Open yarikoptic opened 5 years ago
btw -- doesn't happen in 0.8!
$> python -c 'import bids as b; print(b.__version__); print(b.BIDSLayout(".").get_collections(level="dataset")[0].to_df().to_dict(orient="records"))'
0.7.0+51.g4da3e8d
[{'language': '\xd1\x80\xd1\x83\xd1\x81\xd1\x81\xd0\xba\xd0\xb8\xd0\xb9', 'gender': nan, 'age': '30-35', 'handedness': 'r', 'hearing_problems_current': 'n', 'subject': '01'}, {'language': 'english', 'gender': 'f', 'age': '20-25', 'handedness': 'r', 'hearing_problems_current': 'n', 'subject': '03'}]
as for the question on "what if I have suffix column" - 0.8 works correctly, in 0.7.1. gets overwritten with suffix="participants". in 0.7.0 also as good as 0.8. FWIW
$> python -c 'import bids as b; print(b.__version__); print(b.BIDSLayout(".").get_collections(level="dataset")[0].to_df().to_dict(orient="records"))'
0.7.1
[{'suffix': 'participants', 'language': '\xd1\x80\xd1\x83\xd1\x81\xd1\x81\xd0\xba\xd0\xb8\xd0\xb9', 'gender': nan, 'age': '30-35', 'handedness': 'r', 'hearing_problems_current': 'n', 'subject': '01'}, {'suffix': 'participants', 'language': 'english', 'gender': 'f', 'age': '20-25', 'handedness': 'r', 'hearing_problems_current': 'n', 'subject': '03'}]
$> cat participants.tsv
participant_id gender age handedness hearing_problems_current language suffix
sub-01 n/a 30-35 r n русский suf1
sub-03 f 20-25 r n english suf2
(dev) 1 21448.....................................:Fri 08 Feb 2019 05:33:30 PM EST:.

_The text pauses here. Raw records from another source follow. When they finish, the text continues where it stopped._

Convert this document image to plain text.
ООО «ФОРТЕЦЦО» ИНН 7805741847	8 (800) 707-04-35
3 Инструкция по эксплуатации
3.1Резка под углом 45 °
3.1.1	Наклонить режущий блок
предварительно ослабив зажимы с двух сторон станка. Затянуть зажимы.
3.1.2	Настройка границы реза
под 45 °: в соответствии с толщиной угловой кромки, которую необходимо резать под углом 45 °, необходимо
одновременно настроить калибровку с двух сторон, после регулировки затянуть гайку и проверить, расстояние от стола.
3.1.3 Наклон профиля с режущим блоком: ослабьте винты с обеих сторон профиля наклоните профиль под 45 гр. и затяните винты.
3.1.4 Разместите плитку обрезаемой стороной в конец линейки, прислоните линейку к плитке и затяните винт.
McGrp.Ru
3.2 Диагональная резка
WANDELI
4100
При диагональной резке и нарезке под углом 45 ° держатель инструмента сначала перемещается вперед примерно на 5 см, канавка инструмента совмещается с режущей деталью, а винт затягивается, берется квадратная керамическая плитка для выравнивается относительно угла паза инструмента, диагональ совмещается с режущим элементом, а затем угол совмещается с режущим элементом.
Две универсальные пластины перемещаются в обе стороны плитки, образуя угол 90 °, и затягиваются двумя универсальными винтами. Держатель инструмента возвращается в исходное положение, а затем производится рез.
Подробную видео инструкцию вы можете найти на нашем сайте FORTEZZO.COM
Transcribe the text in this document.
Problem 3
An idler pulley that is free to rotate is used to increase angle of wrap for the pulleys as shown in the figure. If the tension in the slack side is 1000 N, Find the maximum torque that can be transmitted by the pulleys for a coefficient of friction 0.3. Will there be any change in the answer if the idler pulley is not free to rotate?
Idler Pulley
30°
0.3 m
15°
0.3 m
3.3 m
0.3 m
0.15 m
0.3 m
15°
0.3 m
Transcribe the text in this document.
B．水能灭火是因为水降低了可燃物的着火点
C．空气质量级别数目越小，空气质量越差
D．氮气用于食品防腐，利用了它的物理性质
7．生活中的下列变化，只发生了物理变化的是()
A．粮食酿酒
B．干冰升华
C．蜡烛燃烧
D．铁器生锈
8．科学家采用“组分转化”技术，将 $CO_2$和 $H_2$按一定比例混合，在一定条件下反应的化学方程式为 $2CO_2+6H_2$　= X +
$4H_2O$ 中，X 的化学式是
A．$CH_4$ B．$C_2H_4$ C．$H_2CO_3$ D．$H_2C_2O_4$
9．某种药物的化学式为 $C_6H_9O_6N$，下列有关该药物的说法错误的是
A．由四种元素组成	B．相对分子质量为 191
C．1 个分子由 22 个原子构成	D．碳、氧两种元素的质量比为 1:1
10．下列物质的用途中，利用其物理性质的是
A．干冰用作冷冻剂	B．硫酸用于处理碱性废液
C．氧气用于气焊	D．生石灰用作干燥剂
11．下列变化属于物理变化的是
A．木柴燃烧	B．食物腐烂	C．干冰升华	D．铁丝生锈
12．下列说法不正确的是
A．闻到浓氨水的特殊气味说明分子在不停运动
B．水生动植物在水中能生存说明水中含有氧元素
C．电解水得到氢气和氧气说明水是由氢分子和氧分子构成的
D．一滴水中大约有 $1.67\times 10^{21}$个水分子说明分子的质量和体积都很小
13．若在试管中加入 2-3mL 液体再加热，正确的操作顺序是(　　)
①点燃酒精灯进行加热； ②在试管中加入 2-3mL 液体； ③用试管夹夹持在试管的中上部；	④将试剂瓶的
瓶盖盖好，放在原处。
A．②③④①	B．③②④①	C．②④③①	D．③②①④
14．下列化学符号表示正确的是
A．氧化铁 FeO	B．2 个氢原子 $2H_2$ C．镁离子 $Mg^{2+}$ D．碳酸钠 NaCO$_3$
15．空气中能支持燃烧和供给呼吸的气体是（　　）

(git-annex)hopa:~/.tmp/datalad_temp_tree_test_within_ds_file_searchhwDbsv[master]
$> cat 'import bids as b; print(b.__version__); print(b.BIDSLayout(".").get_collections(level="dataset")[0].to_df().to_dict(orient="records"))'
cat: 'import bids as b; print(b.__version__); print(b.BIDSLayout(".").get_collections(level="dataset")[0].to_df().to_dict(orient="records"))': No such file or directory
(dev) 1 21450 ->1.....................................:Fri 08 Feb 2019 05:33:38 PM EST:.
(git-annex)hopa:~/.tmp/datalad_temp_tree_test_within_ds_file_searchhwDbsv[master]
$> python -c 'import bids as b; print(b.__version__); print(b.BIDSLayout(".").get_collections(level="dataset")[0].to_df().to_dict(orient="records"))'
0.7.0+51.g4da3e8d
[{'suffix': 'suf1', 'language': '\xd1\x80\xd1\x83\xd1\x81\xd1\x81\xd0\xba\xd0\xb8\xd0\xb9', 'gender': nan, 'age': '30-35', 'handedness': 'r', 'hearing_problems_current': 'n', 'subject': '01'}, {'suffix': 'suf2', 'language': 'english', 'gender': 'f', 'age': '20-25', 'handedness': 'r', 'hearing_problems_current': 'n', 'subject': '03'}]
If it works in 0.8, can we close this? The internals are almost completely reworked in 0.8, so there's no point in patching this for 0.7.1—I don't want to actively support multiple parallel versions, pybids isn't Python ;)
well - since it is present in the released version, best to keep it open. I have added a label fixed-in-0.8
to mark such issues which you could later safely close with 0.8 release.
Re 0.8 not having it (yet) -- 0.8 is a branch which started before 0.7.1 which is on master. What is your plan for arranging the branches, I guess if 0.8 to come to master it would be a merge which would disregard all changes in its current shape?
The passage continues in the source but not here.